Mr. Simonds, who was fat and placid, began to look grave. “Then, all there is about it, we've got to have a hunt,” said he. “'Twon't do to have that little tot out in her night-gown long. We hadn't a thought but that she was here. Must have lost her way.”
Aurelia watched him stride down the yard. Then she ran after him. “Mr. Simonds!” He turned. “I told you a lie. Myrtie's in the corner of the kitchen under a heap of herbs.”
“Why, what on earth —”
“I wanted to keep her so to-night.” Aurelia burst right out in loud sobs.
“There, 'Relia! It's a confounded shame. You shall keep her. I'll make it all right with the old lady somehow. I reckon, as long as the child's safe, she'll be glad to get rid of her to-night. She wouldn't have slept much. Go right into the house, 'Relia, and don't worry.”
Aurelia obeyed. She hung over the little creature all night, asleep in her little crib. She watched her every breath. She never thought of sleeping herself — her last night with Myrtie. The seconds were so many grains of gold-dust. Her heart failed her when day broke. She washed and dressed Myrtie at the usual time, and gave her her breakfast. Then she sat down with her and waited. The child's sorrow was soon forgotten, and she played about as usual. Aurelia watched her despairingly. She began to wonder at length why they did not come for her. It grew later and later. She would not carry her back herself, she was resolved on that.
It was ten o'clock before any one came; then it was Mrs. Simonds. She had a strange look on her face.
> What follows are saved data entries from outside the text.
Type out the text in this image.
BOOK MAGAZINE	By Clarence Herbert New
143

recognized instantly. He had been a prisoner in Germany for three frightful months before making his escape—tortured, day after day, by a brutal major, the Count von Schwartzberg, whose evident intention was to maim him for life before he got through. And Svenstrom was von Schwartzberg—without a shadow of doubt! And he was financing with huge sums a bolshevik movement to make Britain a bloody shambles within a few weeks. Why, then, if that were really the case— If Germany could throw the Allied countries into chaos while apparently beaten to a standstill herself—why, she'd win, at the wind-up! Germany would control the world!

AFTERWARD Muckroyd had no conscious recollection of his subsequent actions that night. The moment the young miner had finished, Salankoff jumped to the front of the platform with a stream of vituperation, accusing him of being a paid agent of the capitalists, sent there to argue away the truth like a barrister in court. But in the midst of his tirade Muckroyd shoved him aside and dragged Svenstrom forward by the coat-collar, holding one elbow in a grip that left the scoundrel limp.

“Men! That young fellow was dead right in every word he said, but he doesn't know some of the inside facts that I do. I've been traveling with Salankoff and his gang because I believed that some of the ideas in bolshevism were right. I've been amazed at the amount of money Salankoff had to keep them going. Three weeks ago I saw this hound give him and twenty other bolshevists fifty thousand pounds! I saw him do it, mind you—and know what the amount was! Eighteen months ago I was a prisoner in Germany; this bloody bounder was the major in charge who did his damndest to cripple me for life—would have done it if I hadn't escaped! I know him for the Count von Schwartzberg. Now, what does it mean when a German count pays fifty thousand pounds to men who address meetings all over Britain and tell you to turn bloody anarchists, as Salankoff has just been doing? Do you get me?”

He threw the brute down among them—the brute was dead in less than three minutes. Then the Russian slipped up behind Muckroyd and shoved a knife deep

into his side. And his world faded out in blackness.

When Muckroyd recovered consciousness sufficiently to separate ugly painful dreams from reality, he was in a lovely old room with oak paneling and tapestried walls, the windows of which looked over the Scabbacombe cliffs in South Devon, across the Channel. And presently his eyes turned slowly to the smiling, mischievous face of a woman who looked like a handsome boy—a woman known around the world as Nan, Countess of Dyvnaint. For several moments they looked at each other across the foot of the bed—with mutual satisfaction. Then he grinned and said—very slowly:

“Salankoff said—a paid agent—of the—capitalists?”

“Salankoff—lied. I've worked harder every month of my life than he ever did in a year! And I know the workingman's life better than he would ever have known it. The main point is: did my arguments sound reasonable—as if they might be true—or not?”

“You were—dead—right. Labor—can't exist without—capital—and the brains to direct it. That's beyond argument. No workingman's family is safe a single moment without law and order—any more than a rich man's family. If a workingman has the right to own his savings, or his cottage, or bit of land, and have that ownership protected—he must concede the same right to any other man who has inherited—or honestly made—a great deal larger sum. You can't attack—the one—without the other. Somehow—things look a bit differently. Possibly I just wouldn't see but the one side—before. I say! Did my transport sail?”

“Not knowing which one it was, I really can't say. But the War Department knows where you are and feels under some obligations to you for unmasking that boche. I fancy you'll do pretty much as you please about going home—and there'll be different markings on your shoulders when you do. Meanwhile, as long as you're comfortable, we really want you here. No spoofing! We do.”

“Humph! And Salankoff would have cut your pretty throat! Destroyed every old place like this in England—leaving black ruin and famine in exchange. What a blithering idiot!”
“'Relia,” she said, standing in the door and looking at her and Myrtie, “you 'ain't heard what has happened to our house this mornin', hev you?”
“No,” said Aurelia, awed.
“Old Mis' Sears is dead. Had her third shock: she's had two in the last three years. She was took soon after Mr. Simonds got home. We got a doctor right off, but she died 'bout an hour ago.”
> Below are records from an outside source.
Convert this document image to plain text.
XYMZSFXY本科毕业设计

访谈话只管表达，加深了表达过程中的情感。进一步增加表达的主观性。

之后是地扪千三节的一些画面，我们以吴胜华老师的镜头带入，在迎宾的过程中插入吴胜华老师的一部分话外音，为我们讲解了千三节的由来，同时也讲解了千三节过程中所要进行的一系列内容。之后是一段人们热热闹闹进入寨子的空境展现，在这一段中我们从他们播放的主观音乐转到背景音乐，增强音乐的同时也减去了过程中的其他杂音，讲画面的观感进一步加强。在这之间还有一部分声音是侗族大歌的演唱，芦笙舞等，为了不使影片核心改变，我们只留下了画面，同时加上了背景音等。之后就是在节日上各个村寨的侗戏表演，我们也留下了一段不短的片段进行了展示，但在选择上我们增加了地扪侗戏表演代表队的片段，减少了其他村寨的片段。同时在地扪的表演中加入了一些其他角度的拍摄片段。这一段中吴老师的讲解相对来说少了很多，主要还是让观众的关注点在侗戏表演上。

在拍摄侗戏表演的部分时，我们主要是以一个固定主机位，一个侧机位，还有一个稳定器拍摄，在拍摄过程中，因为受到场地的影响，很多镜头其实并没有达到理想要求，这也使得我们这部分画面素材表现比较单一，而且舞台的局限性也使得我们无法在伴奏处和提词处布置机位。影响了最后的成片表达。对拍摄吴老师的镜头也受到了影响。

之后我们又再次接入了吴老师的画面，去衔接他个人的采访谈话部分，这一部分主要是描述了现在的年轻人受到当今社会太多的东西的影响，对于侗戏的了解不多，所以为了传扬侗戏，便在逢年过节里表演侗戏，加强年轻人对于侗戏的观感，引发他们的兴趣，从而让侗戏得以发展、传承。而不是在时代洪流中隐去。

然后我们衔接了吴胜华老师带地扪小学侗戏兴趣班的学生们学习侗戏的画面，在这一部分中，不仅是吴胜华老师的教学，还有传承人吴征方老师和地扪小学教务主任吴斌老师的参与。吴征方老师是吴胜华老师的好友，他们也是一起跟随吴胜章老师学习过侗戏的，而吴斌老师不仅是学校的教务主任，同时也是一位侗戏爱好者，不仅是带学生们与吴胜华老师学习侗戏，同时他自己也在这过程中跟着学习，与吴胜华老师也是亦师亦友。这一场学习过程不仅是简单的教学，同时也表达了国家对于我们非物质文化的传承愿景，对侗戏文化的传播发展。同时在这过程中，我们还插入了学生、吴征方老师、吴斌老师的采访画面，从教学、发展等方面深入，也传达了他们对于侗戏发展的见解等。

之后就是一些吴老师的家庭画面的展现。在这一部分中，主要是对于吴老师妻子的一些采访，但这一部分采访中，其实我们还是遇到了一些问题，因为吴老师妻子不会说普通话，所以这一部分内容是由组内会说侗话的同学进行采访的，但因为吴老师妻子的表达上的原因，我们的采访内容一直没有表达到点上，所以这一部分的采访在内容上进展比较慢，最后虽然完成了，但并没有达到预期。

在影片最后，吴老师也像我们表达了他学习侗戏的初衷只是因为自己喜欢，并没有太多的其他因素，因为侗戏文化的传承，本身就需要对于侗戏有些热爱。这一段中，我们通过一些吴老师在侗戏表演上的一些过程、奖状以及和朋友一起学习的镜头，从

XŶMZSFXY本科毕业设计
“Oh,” said Aurelia, “I've been a wicked woman.”
“No, you 'ain't, Aurelia; don't you go to feeling so. There's no call for the living to be unjust to themselves because folks are dead. You did the best you could. An' now you're glad you can keep the child; you can't help it. I thought of it myself the first thing.”
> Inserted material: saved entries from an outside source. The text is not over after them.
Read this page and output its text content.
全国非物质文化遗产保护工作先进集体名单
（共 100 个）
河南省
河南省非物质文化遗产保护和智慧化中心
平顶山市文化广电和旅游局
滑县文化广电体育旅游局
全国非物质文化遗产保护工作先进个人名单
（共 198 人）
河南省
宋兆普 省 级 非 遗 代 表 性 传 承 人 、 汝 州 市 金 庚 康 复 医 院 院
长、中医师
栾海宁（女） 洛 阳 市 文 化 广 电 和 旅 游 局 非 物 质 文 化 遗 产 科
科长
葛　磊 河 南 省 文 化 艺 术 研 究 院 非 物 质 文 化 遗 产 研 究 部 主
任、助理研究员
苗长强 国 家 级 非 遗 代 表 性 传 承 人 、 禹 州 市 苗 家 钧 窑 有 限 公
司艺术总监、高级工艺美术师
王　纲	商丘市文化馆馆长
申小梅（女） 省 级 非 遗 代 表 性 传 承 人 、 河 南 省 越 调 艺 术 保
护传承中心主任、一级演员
“Oh, I was such a wicked woman to think of it myself,” said Aurelia. “If I could only have done something for the poor old soul! Why didn't you call me?”
“I told Mr. Simonds I wouldn't; you'd had enough.”
There was one thing which Aurelia found to do, though — a simple and touching thing, though it probably meant more to her than to most of those who knew of it.
On the day of the funeral the poor old woman's grave was found lined with fragrant herbs from Aurelia's garden — thyme and lavender and rosemary. She had cried when she picked them, because she could not help being glad, and they were all she could give for atonement.